Quello scontro infinito fra laicismo e clericalismo

Salvatore Rizza
Adista Segni nuovi n. 11/2013

Il clericalismo e il laicismo hanno una storia che viene da lontano e non godono di buona fama.

La Chiesa e lo Stato si contendono il potere fin dai tempi antichi. Tolta la parentesi della laicità di Cristo del «date a Dio quel che è di Dio e a Cesare quel che di Cesare» e della Lettera a Diogneto – nella quale si decideva quale fosse il campo dei cristiani senza invadere il campo degli altri –, trono e altare hanno attraversato una perenne contesa.

Tutto è iniziato nel IV secolo, dopo le donazioni alla Chiesa di Costantino e di Teodosio, e da lì ha preso il via la continua lotta fra laicismo e clericalismo, con alterne vicende: ora la vittoria della Chiesa, ora quella dello Stato, i due poteri che si contendevano l’esercizio della potestà sulla società invadendo l’uno il campo dell’altro e lasciando in mezzo la società a stare dall’una o dall’altra parte. Nel Medioevo è stato predominante il dominio della Chiesa che ha creato e consolidato le sue strutture.

Poi è arrivato il tempo in cui si è affermato il primato dell’essere umano e la sua autonomia dal potere ecclesiastico: con Cartesio, Locke, Hobbes ed altri sono emersi quei diritti, soprattutto la libertà, che avrebbero fatto della persona il “centro della Terra”. Poi è iniziata l’epoca delle guerre di religione, fino alla Pace di Westfalia (1648), quando sembrava che con la divisione dei poteri fosse iniziata un’era di pace.

L’avvento dell’Illuminismo e della Rivoluzione francese ha sconvolto l’ordine delle cose e decretato la fine di ogni forma di autorità, compresa quella della Chiesa. La laïcité francese sembrava dominare la situazione. Ma durò poco: ciascuno Stato realizzò, a modo suo, una forma di laicità che sopravvive fino ad oggi. Da allora si parla di società civile come terzo, o primo, soggetto nei confronti dello Stato e della Chiesa. Essi, lo Stato e la Chiesa, sono finalizzati alla società, nel senso che l’uno deve attendere al bene comune e l’altra deve perseguire la salvezza eterna: il campo dell’uno e dell’altra sono separati e non è consentito di superare i reciproci confini.

Ma la storia del laicismo e del clericalismo continua anche oggi, quando assistiamo ad un confronto dagli esiti incerti.

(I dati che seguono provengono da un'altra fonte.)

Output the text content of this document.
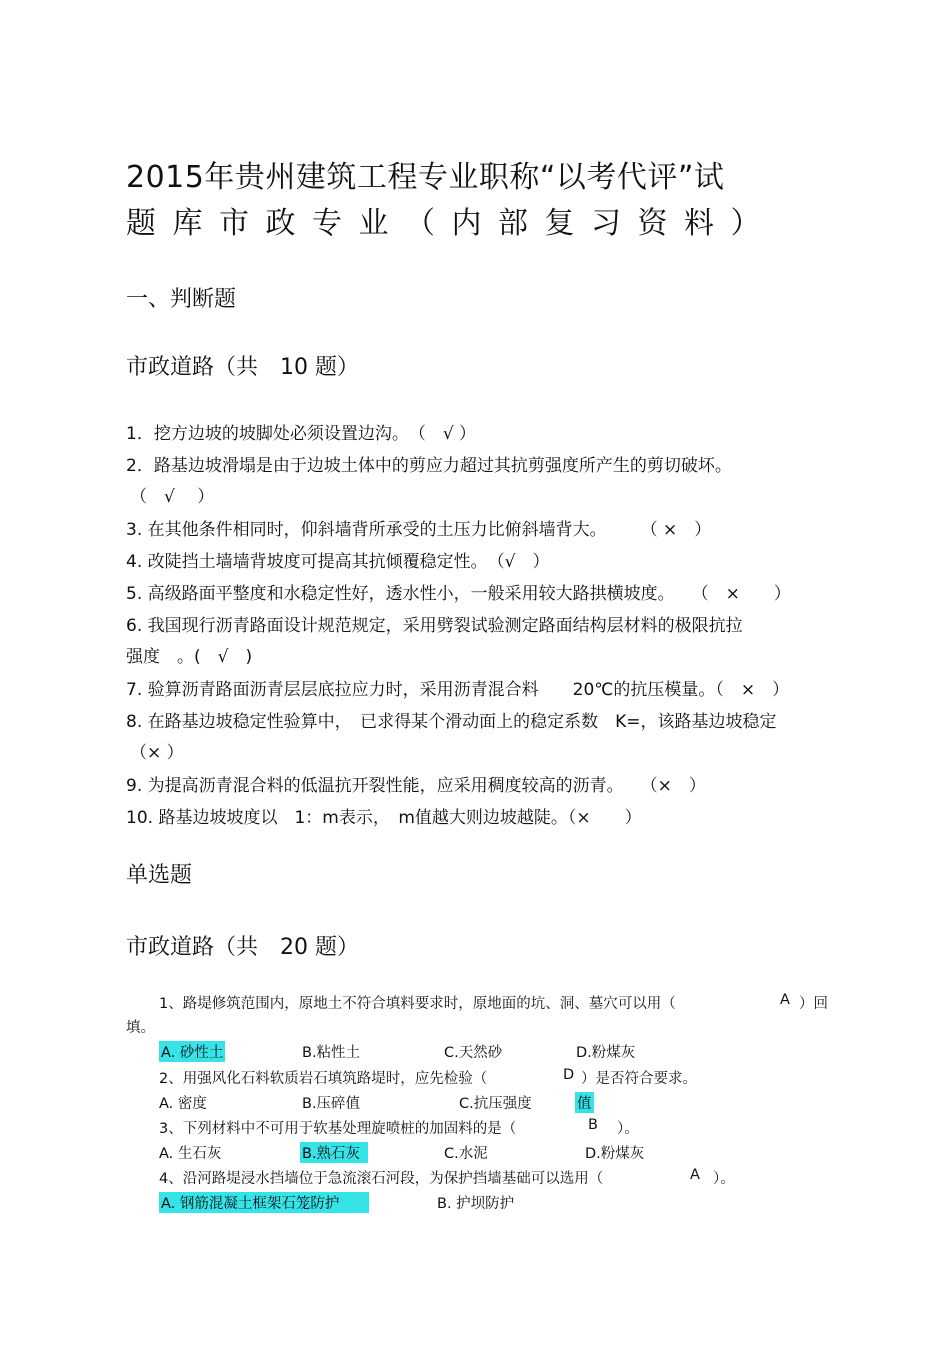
2015年贵州建筑工程专业职称“以考代评”试
题 库 市 政 专 业 （ 内 部 复 习 资 料 ）
一、判断题
市政道路（共　10 题）
1．挖方边坡的坡脚处必须设置边沟。　（　√ ）
2．路基边坡滑塌是由于边坡土体中的剪应力超过其抗剪强度所产生的剪切破坏。
（　√　 ）
3. 在其他条件相同时，仰斜墙背所承受的土压力比俯斜墙背大。　　　（ ×　）
4. 改陡挡土墙墙背坡度可提高其抗倾覆稳定性。　（√　）
5. 高级路面平整度和水稳定性好，透水性小，一般采用较大路拱横坡度。　　（　×　　）
6. 我国现行沥青路面设计规范规定，采用劈裂试验测定路面结构层材料的极限抗拉
强度　。(　√　)
7. 验算沥青路面沥青层层底拉应力时，采用沥青混合料　　20℃的抗压模量。（　×　）
8. 在路基边坡稳定性验算中，　已求得某个滑动面上的稳定系数　K=，该路基边坡稳定
（× ）
9. 为提高沥青混合料的低温抗开裂性能，应采用稠度较高的沥青。　　（×　）
10. 路基边坡坡度以　1：m表示，　m值越大则边坡越陡。（×　　）
单选题
市政道路（共　20 题）
1、路堤修筑范围内，原地土不符合填料要求时，原地面的坑、洞、墓穴可以用（	A ）回
填。
A. 砂性土	B.粘性土	C.天然砂	D.粉煤灰
2、用强风化石料软质岩石填筑路堤时，应先检验（	D ）是否符合要求。
A. 密度	B.压碎值	C.抗压强度	值
3、下列材料中不可用于软基处理旋喷桩的加固料的是（	B ）。
A. 生石灰	B.熟石灰	C.水泥	D.粉煤灰
4、沿河路堤浸水挡墙位于急流滚石河段，为保护挡墙基础可以选用（	A ）。
A. 钢筋混凝土框架石笼防护	B. 护坝防护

Habermas ritiene che il discorso religioso debba tradursi nei termini della ragione pubblica e che solo a queste condizioni possa avere quello spazio che garantisce l’emergere di quei valori che, insieme a quelli non religiosi, assicurano la civile convivenza. Taylor, per parte sua, ritiene che i valori religiosi debbano essere proclamati senza bisogno di una traduzione e vadano confrontati con quelli non religiosi.

Che la religione non possa essere esclusa, né debba esserlo, dalla sfera pubblica: la fede e le credenze sono parte sia del linguaggio religiosamente connotato che di quello non religioso. Habermas e Taylor si muovono su uno sfondo in parte comune: il primo punta su una società civile nell’ambito della quale, assumendo un linguaggio neutrale, possono confrontarsi; l’altro pensa che sia la religione sia i gruppi non religiosi sarebbero in tal modo snaturati.

Nelle nostre società liberali e democratiche, la separazione tra sfera religiosa e sfera civile sembra attenuarsi, perché non hanno saputo trovare ascolto né le esigenze dell’una né quelle dell’altra. All’interno della diatriba tra religiosi e non-religiosi, si lascia che i due gruppi si ignorino o si sbranino: i laicisti, così chiamati per distinguerli dai credenti, pretendono l’esclusione del discorso religioso dalla discussione pubblica; i religiosi invece ne esigono il riconoscimento.

Il clericalismo sembra imperversare all’interno della Chiesa stessa e nei confronti dello Stato. Si assiste ad una presenza invasiva da parte di vescovi e preti nelle cose che riguardano lo Stato e la sua amministrazione; e ad una presenza di laici che, a nome e per conto dei chierici, prendono le parti dei vescovi e dei preti. La laicità ci appare la soluzione che potrebbe mettere finalmente pace fra le due fazioni: in una società veramente democratica avrebbero ugualmente cittadinanza.